The Misrepresentation of the People Act was a proposed Act of Parliament in the UK. The Bill had its first reading in the House of Commons on 17 October 2007; its failed second reading and first vote was on 19 October 2007. 37 of 646 MPs supported the bill. The bill resulted from The Ministry of Truth, an 11 October 2007 BBC television documentary by Richard Symons in the Why democracy? season. Various experts in the field of politics were asked about the possibility of legally prosecuting politicians for lying (in their function), so they could be barred from ever representing the people as politicians again. Various members of Parliament were asked if they would put this act before Parliament, and one, Adam Price, agreed. Many others agreed to the principle, but not the method. The original 'cheeky' title had to be adapted to Elected Representatives (Prohibition of Deception) Bill 2006–07 for introduction to Parliament. The long title was A Bill to create offences in relation to the publication of false or misleading statements by elected representatives; and for connected purposes. The content was, however, left largely intact.

==Principles==
The documentary started with four principles:
- We, the people, are sovereign
- We grant this sovereignty to our elected representatives in Parliament (we are their employers)
- Our elected representatives have a fundamental obligation to be honest
- We are entitled to formal legal independent redress

==Opinions==
Among the interviewees, there was general consent to the first three points, but not the fourth. There were several objections and counterarguments:
- You can't have a law against lying.
  - But there already are such laws, such as the Trade Descriptions Act 1968, the Control of Misleading Advertisements Regulations 1988 (SI 1988/915) and the Property Misdescriptions Act 1991.
- There is already a means of control in place – if ministers mislead it's the end of their career.

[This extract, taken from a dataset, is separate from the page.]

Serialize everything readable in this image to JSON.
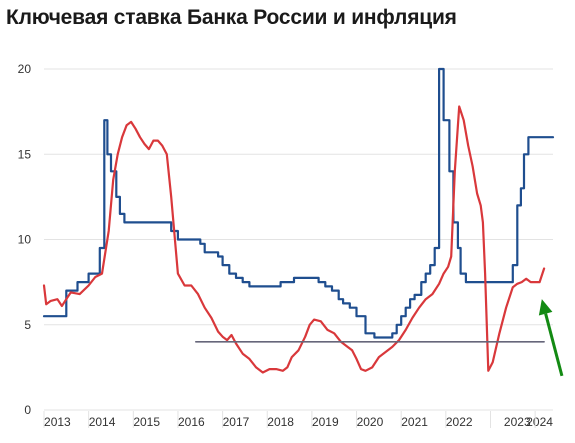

  - But the documentary gives several examples of ministers who first lost their jobs for such reasons, but then got another one in politics soon after. And voting out lying ministers or MPs through the following elections can only be done once every four years, when one can't vote out a specific person. Besides, between government spin and trial by media, how can we possibly know the truth we need to judge them? Anyway, if you get burgled, you don't go to the press, you go to the police. One member of Parliament, however, stated that the press should be held accountable for the lies they tell.
- There is already plenty of self-regulation.
  - But this is done through a process in which the prime minister is both judge and jury.
- Members of Parliament can ask questions.
  - But the ministers are not obliged to answer, and most of the time give evasive answers. And the party whip is far too powerful.
- You can't give power over to people who are less accountable than parliament.
  - But that has already been done, in the cash for honours scandal.
- It would violate the principles of the parliamentary system.
  - Harriet Harman argued that it would give the legislative branch of the government a tool to remove any politician from Parliament they wish. With this bill the judiciary could in practice dissolve British democracy and seize power.